Ames, Pioneering the Union Pacific (1969); J. J. Stewart, The Iron
Trail to the Golden Spike (1969).
Union
Pacific Railroad
Union
Pacific Railroad, transportation company chartered (1862) by Congress to build
part of the nation's first transcontinental railroad line. Under terms of the
Pacific Railroads Act, the Union Pacific was authorized to build a line
westward from Omaha, Nebr., to the California-Nevada line, where it was to
connect with the Central Pacific RR-which was to be built simultaneously from
Sacramento, Calif. Each railroad company, after completion of an initial 40 mi
(64 km) of track, was to be granted 6,400 acres (2,589 hectares) of public
lands and a loan of from $16,000 to $48,000 for each mile of track laid. In
1864, Congress doubled the land grant, considerably eased the terms of
government loans, and allowed the two railroad companies to borrow private
capital. Also in 1864 and again in 1866 the Central Pacific was authorized to
build eastward beyond the Nevada line.
In
1865 construction of the Union Pacific was begun from Omaha westward, and a
long succession of harrowing construction problems, Indian troubles, and delays
were encountered. Nevertheless, on May 10, 1869, the Union Pacific joined the
Central Pacific, NW of Ogden, Utah, thus connecting the Missouri River and the
Pacific Ocean by rail and completing the nation's first transcontinental
railroad. The joining of the roads was marked in ceremony by the driving of a
golden spike.
Construction
of both roads involved tremendous profiteering, and in 1872 the scandal
involving the Credit
Mobilier of America, an ephemeral holding company to which most of the
Union Pacific's liquid assets had been transferred (1867), was unearthed. The
fraud, combined with later mismanagement and overextensions, left the Union Pacific
with heavy financial burdens, and in 1893 the company went into receivership.
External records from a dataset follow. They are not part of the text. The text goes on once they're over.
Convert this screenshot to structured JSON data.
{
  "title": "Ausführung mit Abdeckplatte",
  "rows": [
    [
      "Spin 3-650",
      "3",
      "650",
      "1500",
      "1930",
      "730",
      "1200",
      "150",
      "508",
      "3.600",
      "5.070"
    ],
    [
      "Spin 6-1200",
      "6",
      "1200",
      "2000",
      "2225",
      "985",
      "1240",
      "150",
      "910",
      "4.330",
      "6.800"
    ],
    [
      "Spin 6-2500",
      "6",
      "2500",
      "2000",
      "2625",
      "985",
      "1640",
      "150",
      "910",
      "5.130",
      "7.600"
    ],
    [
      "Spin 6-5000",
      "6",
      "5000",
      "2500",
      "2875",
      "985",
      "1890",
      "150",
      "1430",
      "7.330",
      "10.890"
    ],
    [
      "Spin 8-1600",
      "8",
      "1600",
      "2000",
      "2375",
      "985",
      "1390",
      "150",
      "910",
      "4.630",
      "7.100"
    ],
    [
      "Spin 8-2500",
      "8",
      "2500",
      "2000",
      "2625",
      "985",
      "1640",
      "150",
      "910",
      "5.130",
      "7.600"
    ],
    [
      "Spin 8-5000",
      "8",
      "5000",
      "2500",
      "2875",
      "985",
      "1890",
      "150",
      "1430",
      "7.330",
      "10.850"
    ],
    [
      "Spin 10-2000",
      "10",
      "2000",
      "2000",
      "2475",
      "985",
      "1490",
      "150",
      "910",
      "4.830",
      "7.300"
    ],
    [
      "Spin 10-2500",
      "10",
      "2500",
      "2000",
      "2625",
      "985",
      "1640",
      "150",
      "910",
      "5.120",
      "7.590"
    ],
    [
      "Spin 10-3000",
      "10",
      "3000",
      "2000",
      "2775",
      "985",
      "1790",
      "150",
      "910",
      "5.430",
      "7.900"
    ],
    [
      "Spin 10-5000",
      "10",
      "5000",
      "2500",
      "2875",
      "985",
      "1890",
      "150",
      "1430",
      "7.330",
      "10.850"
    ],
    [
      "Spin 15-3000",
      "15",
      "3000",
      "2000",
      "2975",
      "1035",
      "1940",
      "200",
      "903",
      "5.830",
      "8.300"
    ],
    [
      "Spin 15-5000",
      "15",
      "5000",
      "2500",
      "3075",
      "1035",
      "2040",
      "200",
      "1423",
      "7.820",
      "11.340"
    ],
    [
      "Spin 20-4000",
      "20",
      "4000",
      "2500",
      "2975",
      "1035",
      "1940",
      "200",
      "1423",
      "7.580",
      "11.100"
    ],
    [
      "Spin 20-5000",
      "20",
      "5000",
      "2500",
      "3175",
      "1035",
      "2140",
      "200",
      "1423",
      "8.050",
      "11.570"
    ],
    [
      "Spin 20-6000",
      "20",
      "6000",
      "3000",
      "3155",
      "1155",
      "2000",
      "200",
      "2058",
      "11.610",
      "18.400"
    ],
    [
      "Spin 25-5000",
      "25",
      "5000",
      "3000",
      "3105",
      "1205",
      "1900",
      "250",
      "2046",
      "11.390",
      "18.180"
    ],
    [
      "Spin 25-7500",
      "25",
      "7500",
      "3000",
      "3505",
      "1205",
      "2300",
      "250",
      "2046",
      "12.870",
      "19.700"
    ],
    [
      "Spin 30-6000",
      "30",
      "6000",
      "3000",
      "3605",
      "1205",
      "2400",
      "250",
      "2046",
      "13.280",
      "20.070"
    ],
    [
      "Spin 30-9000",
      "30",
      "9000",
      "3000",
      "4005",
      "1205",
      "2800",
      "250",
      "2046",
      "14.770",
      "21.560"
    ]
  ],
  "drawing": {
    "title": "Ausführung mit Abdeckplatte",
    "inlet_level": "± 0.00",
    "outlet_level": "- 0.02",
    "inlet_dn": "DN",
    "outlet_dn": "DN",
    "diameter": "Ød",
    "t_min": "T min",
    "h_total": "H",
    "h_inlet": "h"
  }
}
It was reincorporated (1897) as the Union Pacific Railroad Company in Utah, and
under the management of Edward H. Harriman the
railroad was expanded, vastly improved, and stabilized.
n
1901, Harriman added the Southern Pacific (see Southern Pacific
Company) and the Central Pacific to his expanding railroad empire, and his
spectacular attempt to control the Northern Pacific led to the formation of the
Northern Securities Company, a huge rail monopoly that controlled
transportation throughout the Northwest. Under pressure from President Theodore
Roosevelt, the giant holding company was dissolved by the Supreme Court in
1904. Four years later the court ordered the Union Pacific Railroad Company to
relinquish its control of the Southern Pacific, and in 1913 the separation was
completed.
The
Union Pacific also acquired large holdings in railroads in the East and later
gained control over Western motor-coach lines. In 1936 the railroad initiated
the development of Sun Valley, Idaho, into a popular winter resort. The Union
Pacific acquired the Missouri Pacific and Western Pacific RRs in 1982 and M-K-T
RR in 1988. In 1995 it agreed to purchase the Chicago and North Western RR, and
it acquired the ailing Southern Pacific in 1996. By 1997 the much-expanded
railroad was plagued by accidents, late arrivals, and congested rail lines;
federal regulators intervened, allowing two competing railroads to share Union
Pacific's tracks, to keep shipments moving (the track-sharing order was lifted
in 1998). Today the railroad, with around 33,000 mi (53,000 km) of track in the
West, Midwest, and Gulf Coast regions, is a subsidiary of the highly
diversified Union Pacific Corporation; in 1999 the corporation split the
railroad operation into three semiautonomous units (for the northern, southern,
and western sections of the system).
See
J. P. Davis, The Union Pacific Railway (1894, repr. 1973); G. M. Dodge, How
We Built the Union Pacific Railway (1910, repr. 1966); N. Trottman, The
History of the Union Pacific (1923); D. H. Bain, Empire Express:
Building the First Transcontinental Railroad (1999).